D.T.: Les choses remontent un peu car j'avais beaucoup d'amour pour Laurent Durieux, un illustrateur belge, qui retravaille les affiches de cinéma. Il est aujourd'hui très connu parce qu'il travaille avec certaines galeries internationales comme Mondo aux États Unis. C'est lui qui a fait les affiches pour Les Dents de la Mer. Récemment, il était chez Coppola. Il avait un style qui me plaisait beaucoup et j'avais rêvé d'entrer en contact avec lui sans savoir qu'il partageait un studio avec son frère, Jack. Finalement, à la faveur d'une manifestation que j'avais organisée autour des littératures populaires, ils avaient accepté de faire une affiche pour cet événement. On est retournés les voir avec Tanguy pour leur proposer de travailler sur cette collection et c'est Jack qui a fait des propositions remarquables. Il a bien compris l'idée de la collection.

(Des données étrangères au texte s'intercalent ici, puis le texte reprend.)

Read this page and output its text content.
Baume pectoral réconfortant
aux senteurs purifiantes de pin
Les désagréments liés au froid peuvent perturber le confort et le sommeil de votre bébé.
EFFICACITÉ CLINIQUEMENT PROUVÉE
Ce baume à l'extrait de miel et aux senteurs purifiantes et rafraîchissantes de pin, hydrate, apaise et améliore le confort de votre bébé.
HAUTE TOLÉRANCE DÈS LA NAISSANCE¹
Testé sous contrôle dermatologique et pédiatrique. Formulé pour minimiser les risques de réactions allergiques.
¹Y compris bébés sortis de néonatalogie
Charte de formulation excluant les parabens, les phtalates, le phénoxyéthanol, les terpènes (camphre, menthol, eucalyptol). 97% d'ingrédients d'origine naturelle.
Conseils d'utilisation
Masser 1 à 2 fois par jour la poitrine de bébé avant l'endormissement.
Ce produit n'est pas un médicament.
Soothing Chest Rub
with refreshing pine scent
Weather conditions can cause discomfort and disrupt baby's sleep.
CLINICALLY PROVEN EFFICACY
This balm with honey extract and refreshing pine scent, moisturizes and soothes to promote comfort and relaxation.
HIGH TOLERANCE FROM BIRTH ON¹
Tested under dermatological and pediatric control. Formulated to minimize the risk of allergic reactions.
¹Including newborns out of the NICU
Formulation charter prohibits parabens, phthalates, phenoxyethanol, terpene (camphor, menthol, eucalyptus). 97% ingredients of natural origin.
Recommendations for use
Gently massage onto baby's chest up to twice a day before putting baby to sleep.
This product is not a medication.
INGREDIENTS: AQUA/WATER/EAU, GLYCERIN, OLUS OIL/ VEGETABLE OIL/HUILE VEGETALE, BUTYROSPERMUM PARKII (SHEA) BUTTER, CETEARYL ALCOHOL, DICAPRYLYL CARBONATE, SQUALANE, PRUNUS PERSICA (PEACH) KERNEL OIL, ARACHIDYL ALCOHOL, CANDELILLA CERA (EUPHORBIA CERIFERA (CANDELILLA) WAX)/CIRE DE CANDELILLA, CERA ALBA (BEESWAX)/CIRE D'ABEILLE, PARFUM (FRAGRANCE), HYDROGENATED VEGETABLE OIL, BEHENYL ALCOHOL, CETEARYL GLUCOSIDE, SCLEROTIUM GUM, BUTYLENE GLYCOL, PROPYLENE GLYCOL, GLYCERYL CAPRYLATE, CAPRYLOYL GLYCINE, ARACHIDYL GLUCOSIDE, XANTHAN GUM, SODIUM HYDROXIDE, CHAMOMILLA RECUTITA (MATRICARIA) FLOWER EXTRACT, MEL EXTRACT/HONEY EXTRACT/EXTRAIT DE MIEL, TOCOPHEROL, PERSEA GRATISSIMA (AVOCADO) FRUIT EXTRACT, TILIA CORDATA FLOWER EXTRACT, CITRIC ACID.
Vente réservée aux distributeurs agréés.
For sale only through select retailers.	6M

Il y a bien sûr un personnage de Disney, un personnage qui appartient au patrimoine du cinéma, un autre à la Warner et DC Comics mais ces personnages appartiennent à tout le monde aussi. Nous avons tous un regard dessus, nous vivons tous avec eux et on est partis de cette idée-là pour avoir cette couverture sous forme de médaillon, ces portraits découpés comme ces artistes de Montmartre qui saisissent votre portrait en le caricaturant un peu. On est partis de cette idée pour montrer que ces personnages nous appartiennent, ils sont des silhouettes sur lesquelles on peut projeter nos amours, nos angoisses, nos craintes, nos sagesses. Je trouve que Jack a fait un très bon travail en trouvant chaque fois dans la stylisation des personnages les traits qui permettent de l'identifier et de nous l'approprier sur une belle maquette noire qui met le médaillon en évidence. Quand on fait des livres aujourd'hui, il faut penser au plaisir du livre en lui-même, au plaisir de l'objet matériel dans un monde de plus en plus dématérialisé.